Era manhã de domingo (16), comunidade de Congonha,  em Madureira, na Zona Norte o Rio, quando Cláudia Ferreira da Silva, de 38 anos, foi surpreendida durante uma operação policial na região que acabou resultando em uma intensa troca de tiros entre policias e traficantes, onde a auxiliar de serviços gerais acabou sendo baleada enquanto ia a padaria para comprar pão.

A Polícia Militar afirmou ter encontrado a mulher baleada com dois tiros, um no pescoço e outro nas costas, e posteriormente ter prestado socorro à vítima. Dois subtenentes e um soldado resgataram a mulher na Rua Resende e a colocaram dentro de uma viatura para levá-la ao hospital Carlos Chagas.

Quando sai, minha mãe já estava jogada no chão, ensanguentada. Perguntei para os policiais o porque de eles terem atirado na minha mãe. Eles não falaram nada.“, declarou a filha da vítima ao Extra.

Depois de baleada, Cláudia foi colocada completamente solta dentro do porta-malas de uma viatura para ser levada ao pronto socorro, entretanto, durante a trajetória o porta-malas abriu e a mulher rolou e ficou pendurada apenas por um pedaço de roupa na traseira do veículo que enquanto fazia ultrapassagens, seu corpo batia contra o asfalto causando sérios ferimentos. Mesmo com pedestres e motoristas alertado, a PM não parou e prosseguiu com o corpo de Cláudia por cerca de 250 metros.

Arrastaram o corpo da minha mulher como se ela fosse um saco. A perna dela ficou toda em carne viva. Não podiam ter feito isso com ela. Ela era trabalhadora, não bandida. Não sei por que fizeram isso com ela.“, declarou Alexandre Fernandes da Silva, viúvo da mulher, que reclamou da postura dos policiais.

De acordo com informações da Secretaria de Estado da Saúde, a mulher já chegou morta à unidade.
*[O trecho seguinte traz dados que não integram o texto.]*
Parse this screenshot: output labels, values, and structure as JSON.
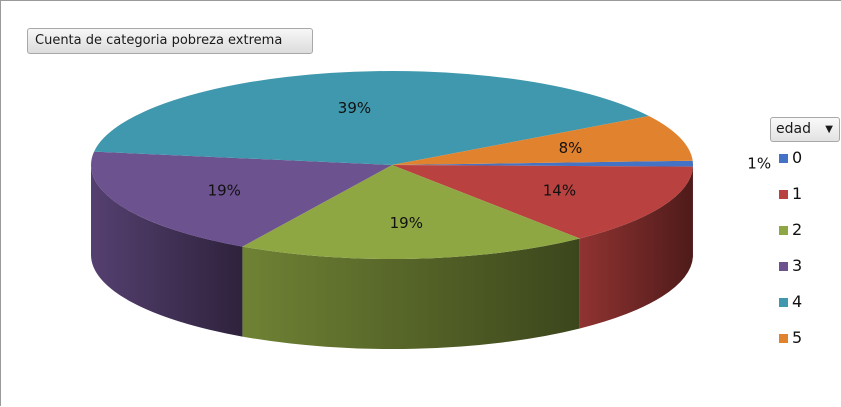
{
  "chart_data": {
    "type": "pie",
    "title": "Cuenta de categoria  pobreza extrema",
    "legend_title": "edad",
    "legend_position": "right",
    "categories": [
      "0",
      "1",
      "2",
      "3",
      "4",
      "5"
    ],
    "values": [
      1,
      14,
      19,
      19,
      39,
      8
    ],
    "labels": [
      "1%",
      "14%",
      "19%",
      "19%",
      "39%",
      "8%"
    ],
    "colors": [
      "#4472c4",
      "#b9413f",
      "#8ea743",
      "#6d5290",
      "#3f98ad",
      "#e1832e"
    ]
  }
}
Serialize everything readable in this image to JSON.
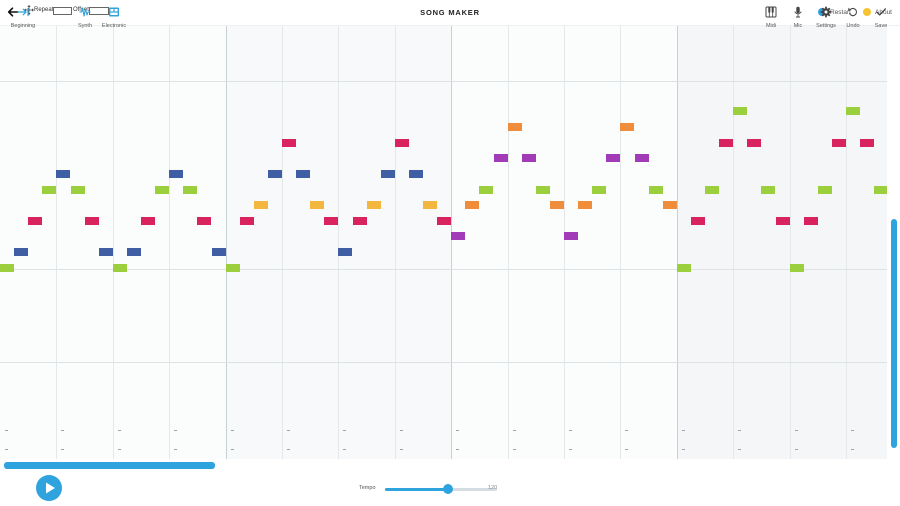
{
  "header": {
    "title": "SONG MAKER",
    "repeat_label": "Repeat",
    "offset_label": "Offset",
    "restart_label": "Restart",
    "about_label": "About",
    "restart_color": "#2fa3dd",
    "about_color": "#f4c430"
  },
  "footer": {
    "beginning_label": "Beginning",
    "synth_label": "Synth",
    "electronic_label": "Electronic",
    "tempo_label": "Tempo",
    "tempo_value": "120",
    "tempo_fraction": 0.56,
    "midi_label": "Midi",
    "mic_label": "Mic",
    "settings_label": "Settings",
    "undo_label": "Undo",
    "save_label": "Save"
  },
  "colors": {
    "accent": "#2fa3dd",
    "note_green": "#9ccf3e",
    "note_red": "#d9235f",
    "note_blue": "#3f5ea3",
    "note_yellow": "#f3b63f",
    "note_orange": "#ef8d3a",
    "note_purple": "#a23bb7"
  },
  "grid": {
    "columns": 63,
    "rows": 27,
    "notes": [
      {
        "col": 0,
        "row": 15,
        "color": "green"
      },
      {
        "col": 1,
        "row": 14,
        "color": "blue"
      },
      {
        "col": 2,
        "row": 12,
        "color": "red"
      },
      {
        "col": 3,
        "row": 10,
        "color": "green"
      },
      {
        "col": 4,
        "row": 9,
        "color": "blue"
      },
      {
        "col": 5,
        "row": 10,
        "color": "green"
      },
      {
        "col": 6,
        "row": 12,
        "color": "red"
      },
      {
        "col": 7,
        "row": 14,
        "color": "blue"
      },
      {
        "col": 8,
        "row": 15,
        "color": "green"
      },
      {
        "col": 9,
        "row": 14,
        "color": "blue"
      },
      {
        "col": 10,
        "row": 12,
        "color": "red"
      },
      {
        "col": 11,
        "row": 10,
        "color": "green"
      },
      {
        "col": 12,
        "row": 9,
        "color": "blue"
      },
      {
        "col": 13,
        "row": 10,
        "color": "green"
      },
      {
        "col": 14,
        "row": 12,
        "color": "red"
      },
      {
        "col": 15,
        "row": 14,
        "color": "blue"
      },
      {
        "col": 16,
        "row": 15,
        "color": "green"
      },
      {
        "col": 17,
        "row": 12,
        "color": "red"
      },
      {
        "col": 18,
        "row": 11,
        "color": "yellow"
      },
      {
        "col": 19,
        "row": 9,
        "color": "blue"
      },
      {
        "col": 20,
        "row": 7,
        "color": "red"
      },
      {
        "col": 21,
        "row": 9,
        "color": "blue"
      },
      {
        "col": 22,
        "row": 11,
        "color": "yellow"
      },
      {
        "col": 23,
        "row": 12,
        "color": "red"
      },
      {
        "col": 24,
        "row": 14,
        "color": "blue"
      },
      {
        "col": 25,
        "row": 12,
        "color": "red"
      },
      {
        "col": 26,
        "row": 11,
        "color": "yellow"
      },
      {
        "col": 27,
        "row": 9,
        "color": "blue"
      },
      {
        "col": 28,
        "row": 7,
        "color": "red"
      },
      {
        "col": 29,
        "row": 9,
        "color": "blue"
      },
      {
        "col": 30,
        "row": 11,
        "color": "yellow"
      },
      {
        "col": 31,
        "row": 12,
        "color": "red"
      },
      {
        "col": 32,
        "row": 13,
        "color": "purple"
      },
      {
        "col": 33,
        "row": 11,
        "color": "orange"
      },
      {
        "col": 34,
        "row": 10,
        "color": "green"
      },
      {
        "col": 35,
        "row": 8,
        "color": "purple"
      },
      {
        "col": 36,
        "row": 6,
        "color": "orange"
      },
      {
        "col": 37,
        "row": 8,
        "color": "purple"
      },
      {
        "col": 38,
        "row": 10,
        "color": "green"
      },
      {
        "col": 39,
        "row": 11,
        "color": "orange"
      },
      {
        "col": 40,
        "row": 13,
        "color": "purple"
      },
      {
        "col": 41,
        "row": 11,
        "color": "orange"
      },
      {
        "col": 42,
        "row": 10,
        "color": "green"
      },
      {
        "col": 43,
        "row": 8,
        "color": "purple"
      },
      {
        "col": 44,
        "row": 6,
        "color": "orange"
      },
      {
        "col": 45,
        "row": 8,
        "color": "purple"
      },
      {
        "col": 46,
        "row": 10,
        "color": "green"
      },
      {
        "col": 47,
        "row": 11,
        "color": "orange"
      },
      {
        "col": 48,
        "row": 15,
        "color": "green"
      },
      {
        "col": 49,
        "row": 12,
        "color": "red"
      },
      {
        "col": 50,
        "row": 10,
        "color": "green"
      },
      {
        "col": 51,
        "row": 7,
        "color": "red"
      },
      {
        "col": 52,
        "row": 5,
        "color": "green"
      },
      {
        "col": 53,
        "row": 7,
        "color": "red"
      },
      {
        "col": 54,
        "row": 10,
        "color": "green"
      },
      {
        "col": 55,
        "row": 12,
        "color": "red"
      },
      {
        "col": 56,
        "row": 15,
        "color": "green"
      },
      {
        "col": 57,
        "row": 12,
        "color": "red"
      },
      {
        "col": 58,
        "row": 10,
        "color": "green"
      },
      {
        "col": 59,
        "row": 7,
        "color": "red"
      },
      {
        "col": 60,
        "row": 5,
        "color": "green"
      },
      {
        "col": 61,
        "row": 7,
        "color": "red"
      },
      {
        "col": 62,
        "row": 10,
        "color": "green"
      }
    ]
  }
}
Silva acredita que Cláudia não teria morrido se não tivesse sido arrastada. “Trataram ela como um bicho. Nem o pior traficante do mundo deveria ser tratado assim. Quando cheguei no hospital, eles falaram que ela tinha ido para a UTI, mas ela já estava morta. Ela leva um tiro no peito e é arrastada no chão. Como vai sobreviver? Temos quatro filhos, uma de 18 anos, um de 16 e um casal de gêmeos que fará 10 anos no próximo domingo. Meu filho não quer ver a mãe no caixão, mas ele tem que ver. Eu estou preparando eles. É a mãe deles, eu não posso esconder isso“, afirmou o viúvo acrescentando que os militares não preservaram a cena do crime.

Os policiais envolvidos na ação são do 9° BPM (Rocha Miranda) e foram afastados. Os subtenentes Adir Serrano Machado e Rodney Miguel Arcanjo e o sargento Alex Sandro da Silva Alves prestaram depoimento na 2ª Delegacia de Polícia Judiciária Militar da Corregedoria interna da corporação.